Kathleen Hanna Reveals the Story of Her Life in ‘Rebel Girl’

Kathleen Hanna Reveals the Story of Her Life in ‘Rebel Girl’

  • Post category:Arts

THERE IS PLENTY that Hanna did not want to recount in the book. She was not eager to relitigate the Courtney Love incident, but “if Santa came up and hit you with a baseball bat, you’d have to put it in your autobiography,” she said. She titled her memoir “Rebel Girl” with reluctance; it feels so close to “riot grrrl,” and she remains conflicted about being overemphasized in that vast and leaderless movement.

Also, she had never before spoken publicly about being a mother. “I didn’t want to get asked work-life balance questions at every single interview,” she said. Motherhood, like victimhood, was another artistic pigeonhole she hoped to avoid. But “Rebel Girl” is a book about her life, and Julius is a big part of it. “I asked him if he wanted to be in it. And he was like, I’m going to be mad if I’m not,” she said.

Hanna was speaking in front of a coffee table piled with books, but the memoir is not one of them. She does not want Julius to pick one up and start reading. “He understands that some things happened to mom that, you know, made her jumpy,” she said. He, too, has learned to drag his feet on the carpet before he enters a room.

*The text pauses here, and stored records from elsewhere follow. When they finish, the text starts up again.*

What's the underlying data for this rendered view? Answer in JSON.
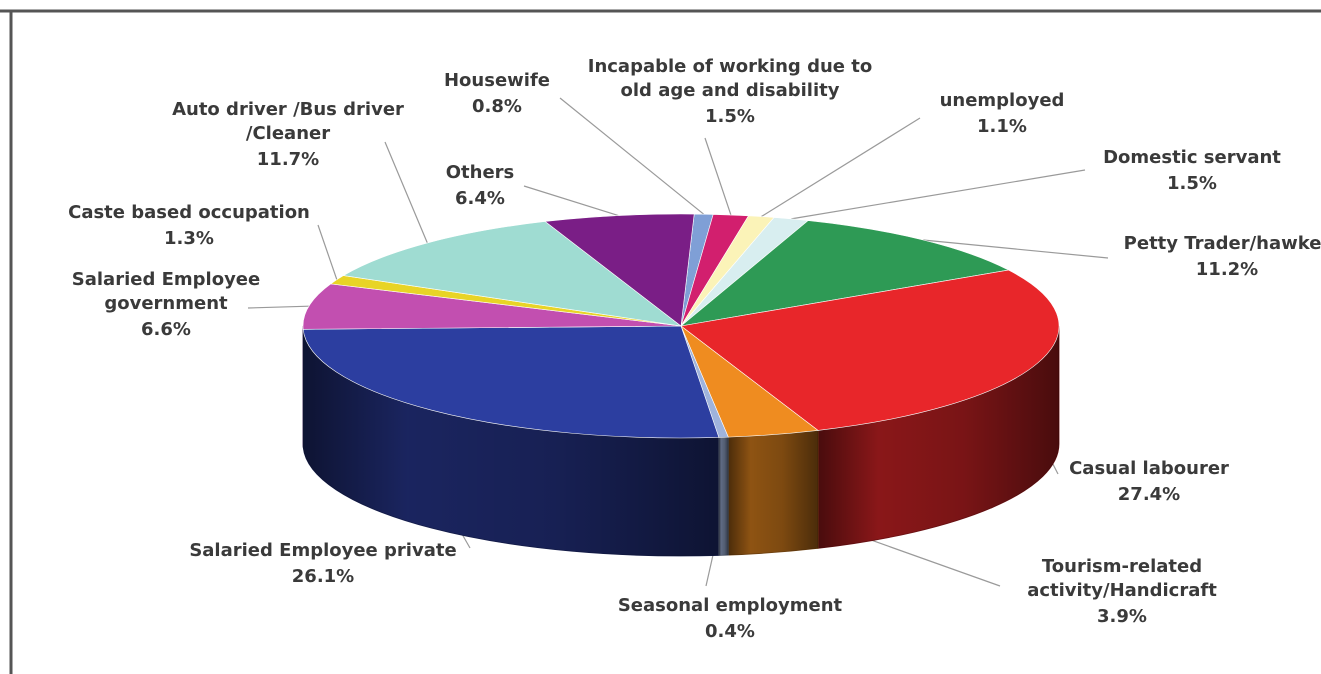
{
  "chart_data": {
    "type": "pie",
    "title": "",
    "slices": [
      {
        "label_lines": [
          "Housewife"
        ],
        "value_text": "0.8%",
        "value": 0.8,
        "color": "#7f9fd6"
      },
      {
        "label_lines": [
          "Incapable of working due to",
          "old age and disability"
        ],
        "value_text": "1.5%",
        "value": 1.5,
        "color": "#d21f6e"
      },
      {
        "label_lines": [
          "unemployed"
        ],
        "value_text": "1.1%",
        "value": 1.1,
        "color": "#fbf3b8"
      },
      {
        "label_lines": [
          "Domestic servant"
        ],
        "value_text": "1.5%",
        "value": 1.5,
        "color": "#d8eef0"
      },
      {
        "label_lines": [
          "Petty Trader/hawker"
        ],
        "value_text": "11.2%",
        "value": 11.2,
        "color": "#2e9a55"
      },
      {
        "label_lines": [
          "Casual labourer"
        ],
        "value_text": "27.4%",
        "value": 27.4,
        "color": "#e8262a"
      },
      {
        "label_lines": [
          "Tourism-related",
          "activity/Handicraft"
        ],
        "value_text": "3.9%",
        "value": 3.9,
        "color": "#ef8c20"
      },
      {
        "label_lines": [
          "Seasonal employment"
        ],
        "value_text": "0.4%",
        "value": 0.4,
        "color": "#9fb3dc"
      },
      {
        "label_lines": [
          "Salaried Employee private"
        ],
        "value_text": "26.1%",
        "value": 26.1,
        "color": "#2c3ea0"
      },
      {
        "label_lines": [
          "Salaried Employee",
          "government"
        ],
        "value_text": "6.6%",
        "value": 6.6,
        "color": "#c24fb0"
      },
      {
        "label_lines": [
          "Caste based occupation"
        ],
        "value_text": "1.3%",
        "value": 1.3,
        "color": "#e8d426"
      },
      {
        "label_lines": [
          "Auto driver /Bus driver",
          "/Cleaner"
        ],
        "value_text": "11.7%",
        "value": 11.7,
        "color": "#9fdcd2"
      },
      {
        "label_lines": [
          "Others"
        ],
        "value_text": "6.4%",
        "value": 6.4,
        "color": "#7a1e86"
      }
    ]
  }
}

On the issue of work-life balance, “I’m the asshole dude who’s like, My art comes first,” she said. She credits Horovitz with shouldering caretaking responsibilities — for their son, but also for Hanna, while she battled Lyme disease (which she documents in the book), and as she dealt with the fallout of excavating her life.

In her 50s, music has opened up new opportunities for Hanna. “It’s really great right now to be a musician because I’m getting the kind of respect I never got in my 20s and 30s,” she said. She has set boundaries for herself, too: “I’m not constantly being burdened by, like, trauma-bonding with people who I don’t even know.” And the book, perhaps, will help to relieve some of the pressure on her body. She doesn’t need to always be showing up and explaining herself.

“Now I can be like: It’s in the book, it’s in the book, it’s in the book.